The numbers do not paint a picture of a good team having a bad year. They paint a picture of a mediocre team having a worse year than it should.

The xPoints Gap: 4.72 Points of Thin Air

Nice's expected points tally stands at 32.72. Their actual total is 28. That 4.72-point deficit is not the largest in the division - Metz (-11.88) and Auxerre (-11.62) own that particular misery - but it is significant enough to represent the difference between 15th and 12th. At 33 points, Nice would be level with Angers and within touching distance of Paris FC. Not comfortable, but not staring at Ligue 2.

Instead, they are staring at Ligue 2.

Finishing: 34 Goals From 37.88 xG

Nice have created chances worth 37.88 expected goals and converted them into 34 actual goals. That -3.88 finishing delta means roughly four goals have evaporated, chances that the underlying quality of their shots said should have gone in. Spread across 29 matches, that is one converted chance every seven or eight games that simply did not arrive.
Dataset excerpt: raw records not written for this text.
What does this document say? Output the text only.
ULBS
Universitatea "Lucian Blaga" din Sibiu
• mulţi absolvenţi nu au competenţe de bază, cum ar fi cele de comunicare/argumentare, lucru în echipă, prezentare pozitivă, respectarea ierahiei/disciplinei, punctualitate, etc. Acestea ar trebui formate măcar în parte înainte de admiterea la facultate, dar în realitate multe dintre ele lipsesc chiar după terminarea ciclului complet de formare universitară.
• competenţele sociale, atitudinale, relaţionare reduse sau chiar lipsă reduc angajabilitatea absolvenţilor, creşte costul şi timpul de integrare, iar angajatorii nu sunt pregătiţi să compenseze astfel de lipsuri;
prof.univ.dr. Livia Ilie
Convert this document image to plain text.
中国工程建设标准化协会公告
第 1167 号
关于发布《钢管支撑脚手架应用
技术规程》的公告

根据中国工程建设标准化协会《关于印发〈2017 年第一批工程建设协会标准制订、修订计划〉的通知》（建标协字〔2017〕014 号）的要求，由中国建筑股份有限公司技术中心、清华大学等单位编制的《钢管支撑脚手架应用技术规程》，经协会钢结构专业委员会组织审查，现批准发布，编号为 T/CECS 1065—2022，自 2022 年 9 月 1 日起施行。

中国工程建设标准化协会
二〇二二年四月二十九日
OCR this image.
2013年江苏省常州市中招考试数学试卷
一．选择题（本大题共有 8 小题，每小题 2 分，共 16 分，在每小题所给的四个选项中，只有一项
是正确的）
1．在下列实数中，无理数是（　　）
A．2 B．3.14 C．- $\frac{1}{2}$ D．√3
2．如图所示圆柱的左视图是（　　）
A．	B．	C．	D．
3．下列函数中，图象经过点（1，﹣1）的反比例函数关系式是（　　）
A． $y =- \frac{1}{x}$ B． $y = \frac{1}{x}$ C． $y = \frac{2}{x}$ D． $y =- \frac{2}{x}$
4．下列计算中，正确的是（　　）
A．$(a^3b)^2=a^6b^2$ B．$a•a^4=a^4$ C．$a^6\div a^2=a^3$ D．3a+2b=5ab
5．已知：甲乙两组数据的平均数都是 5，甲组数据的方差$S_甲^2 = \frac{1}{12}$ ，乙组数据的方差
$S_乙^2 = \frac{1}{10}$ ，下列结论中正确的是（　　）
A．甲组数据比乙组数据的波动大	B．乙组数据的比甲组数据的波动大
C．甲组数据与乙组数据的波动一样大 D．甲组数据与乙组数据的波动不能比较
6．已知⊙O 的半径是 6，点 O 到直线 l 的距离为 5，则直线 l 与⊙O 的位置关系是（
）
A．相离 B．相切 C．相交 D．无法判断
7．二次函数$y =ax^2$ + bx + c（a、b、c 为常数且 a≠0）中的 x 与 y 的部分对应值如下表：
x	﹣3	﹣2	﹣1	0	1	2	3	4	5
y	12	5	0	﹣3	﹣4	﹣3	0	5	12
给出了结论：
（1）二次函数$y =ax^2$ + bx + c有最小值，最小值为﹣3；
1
For context, 37.88 xG from 331 shots gives Nice an xG per shot of 0.114. They are not generating high-quality chances in volume. But the chances they do create, they are failing to finish at the rate the models expect.

Defense: Paying Full Price and Then Some

Nice have conceded 56 goals against an xGA of 53.33, a defensive variance of +2.67. That means opponents are slightly outperforming their own expected goals against Nice's defense. The problem is that 53.33 xGA is already a brutal number, the fifth-worst in the league. Nice are being outshot 432 to 331, a ratio that suggests a team absorbing pressure rather than dictating play.

The curse here is not that Nice are conceding goals they should not be. It is that every defensive weakness is being punished at or above full value, with zero margin for error.

The Injury Tax: 185 vs. a League Average of 120

Nice's injury burden sits at 185, more than 50% above the Ligue 1 average of approximately 120. This is the kind of number that warps a season. Squad depth thins, tactical flexibility disappears, and the players who are available carry heavier loads. Combined with a schedule strength of 1.27 - meaning Nice have faced a tougher-than-average slate of opponents - the compounding effect is real. They have been short-handed against better opposition.

What This Curse Is and Is Not

Nice are not a top-half team trapped in a bottom-half body. Their net expected goal difference is -15.45. They are being outshot, outchanced, and outplayed on aggregate. This is a team with genuine structural problems.

But the curse is the margin. Expected points models say Nice should have 33 points, not 28. The finishing has been cold. The defense has leaked at the worst moments. The injury burden has been relentless. None of these factors individually would sink a club, but stacked together they have pushed a team that should be mediocre into one that looks dire.

What Regression Would Buy Them

With nine matches remaining, if Nice reverted to their expected conversion rates on both ends, the models project roughly 12 to 14 additional points from those fixtures. That would land them around 40 to 42 points, which based on historical Ligue 1 survival thresholds should be enough. The margins are thin, but the underlying performance - while poor - is not relegation-grade.

The question is whether a squad carrying an injury burden of 185 has the legs to regress toward the mean when it matters most. The data says the talent is there for survival. The body count says it might not matter.